No mesmo local, a companhia lançou o T-Center (Trustworthy Center), um centro de segurança aberto, onde clientes, parceiros e o poder público poderão conhecer o processo de governança fim a fim da empresa.

“Todas as nossas tecnologias atendem aos mais elevados padrões globais e locais, e nossos produtos possuem mais de 270 certificações em segurança cibernética e proteção de dados”, assegurou Marcelo Motta, CSO da companhia para o Brasil e a América Latina, à DPL News. “Colocamos todos equipamentos à disposição para testes, dando suporte à tomada de decisão baseada em fatos, com fundamentação técnica e sem viés político e ideológico”.

A organização também prevê colocar em prática oito novos projetos piloto até o final deste ano, além dos que já estão em andamento nas áreas de agricultura, indústria, mineração, entre outras. 

Na iniciativa mais recente, os equipamentos Huawei habilitarão a rede móvel 4G NB-IoT para monitorar 32 bovinos, e a nuvem suportará o desenvolvimento de algoritmos com IA. Trata-se de um acordo entre a Embrapa (Empresa Brasileira de Pesquisa Agropecuária) e o CPQD (Centro de Pesquisa e Desenvolvimento em Telecomunicações).

Educação

A Huawei também é responsável por capacitar mais de 36 mil alunos e professores para o universo TIC (tecnologia da informação e comunicação) nos últimos 10 anos. A meta é treinar outros 40 mil nos próximos cinco anos, comentou Motta.

A organização já tem parceria com mais de 70 universidades brasileiras, vai doar 12 laboratórios de fibra óptica (FTTH/GTTX) para capacitar a geração nem-nem até o final do ano, e possui a plataforma Open Class, no Youtube, com cursos rápidos e gratuitos.

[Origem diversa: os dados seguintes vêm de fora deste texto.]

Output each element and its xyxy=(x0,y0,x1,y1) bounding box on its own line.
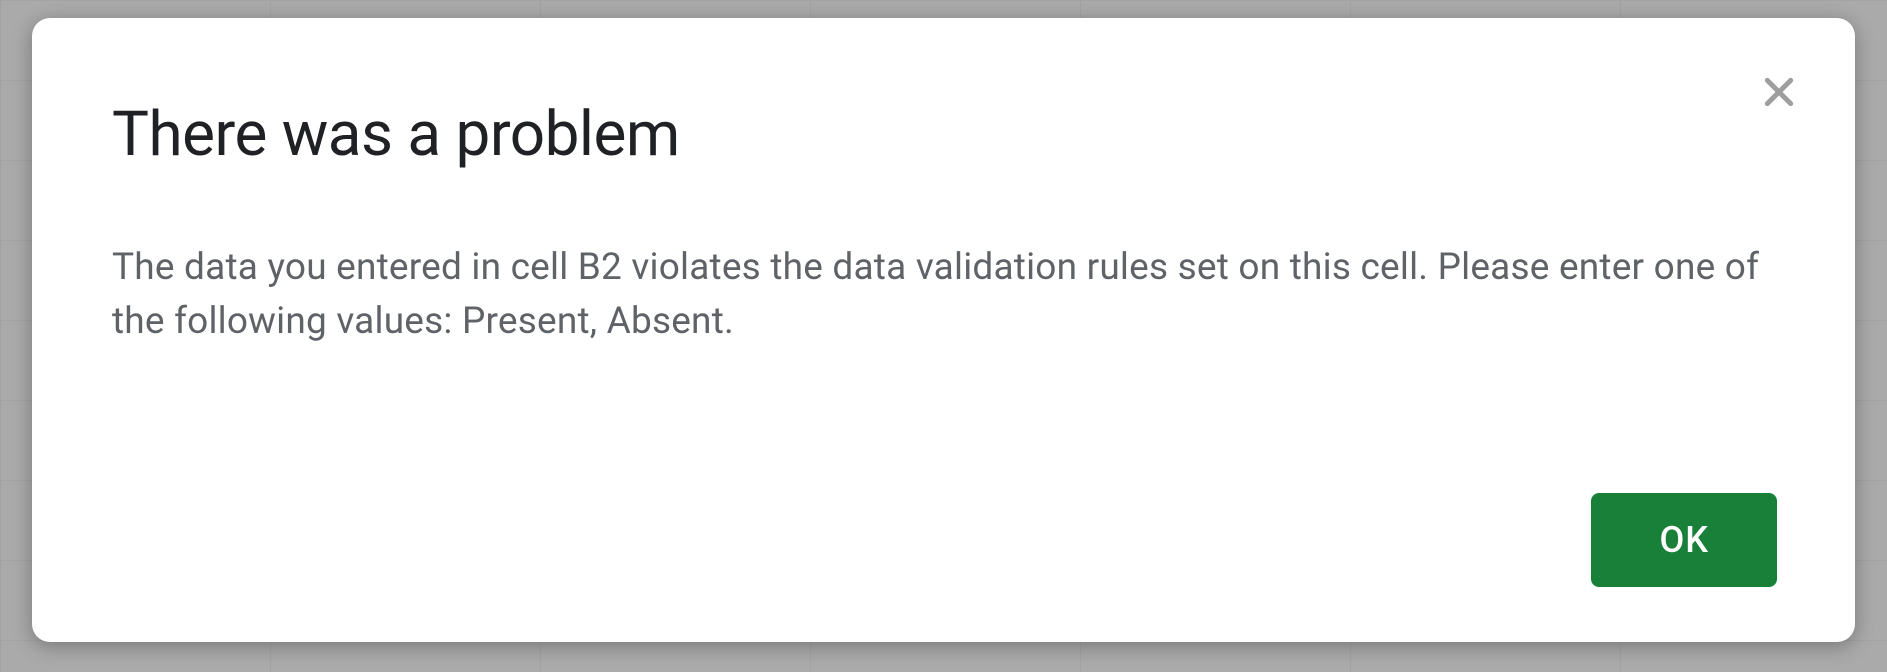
ok-button[interactable]: OK xyxy=(1591,493,1777,587)
dialog-actions: OK xyxy=(1591,493,1777,587)
dialog-title: There was a problem xyxy=(112,98,1775,171)
error-dialog: There was a problem The data you entered… xyxy=(32,18,1855,642)
close-icon xyxy=(1759,72,1799,112)
dialog-message: The data you entered in cell B2 violates… xyxy=(112,241,1775,348)
close-button[interactable] xyxy=(1755,68,1803,116)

Os programas educacionais são relevantes no contexto brasileiro, pois o país capacita apenas 46 mil pessoas por ano para a área de TI, quando seria necessário contratar cerca de 70 mil profissionais por ano até 2024 para suprir a demanda do setor.

Participação no mercado

Se os projetos ainda não são suficientes para provar a importância da companhia para o Brasil, é possível verificar a presença da Huawei nas empresas brasileiras: “A Huawei está no Brasil há mais de 23 anos e ao longo de todos esses anos vem trabalhando em parceria com as grandes operadoras, milhares de ISPs e empresas locais, incluindo o próprio governo”, afirmou Motta.

O grupo Telefónica, por exemplo, alertou que seus fornecedores das redes 4G terão preferência nos equipamentos 5G. No Brasil, a Huawei detém 65% da rede 4G da Telefônica Vivo.

Em março, a companhia venceu um pregão para fornecer a nuvem pública dos órgãos federais, junto com os provedores AWS e Google. O site da companhia também ressalta que a parceria com o governo brasileiro ajudou as instituições públicas a se tornarem digitais, construindo sua primeira nuvem de governo eletrônico.

Implementação do 5G

Até o momento, o Brasil não restringiu a Huawei à implementação da rede 5G. Mas o ministro das Comunicações, Fábio Faria, indicou que é improvável ter os equipamentos da empresa na rede privativa da Administração Pública.

Ele disse que “filiados a partidos políticos ou pertencentes a uma cadeia de comando político, sejam de qual país for, não vão poder fornecer equipamento” para a rede privativa. Apesar de não citar a China, a medida pode ser um empecilho para a Huawei, cujo CEO, Ren Zhengfei, faz parte do Partido Comunista Chinês (PCCh).

Até a realização do leilão do 5G, resta saber se o governo brasileiro vai ceder à pressão estadunidense, baseada em acusações infundadas, ou se manterá a neutralidade tecnológica, beneficiando a própria população.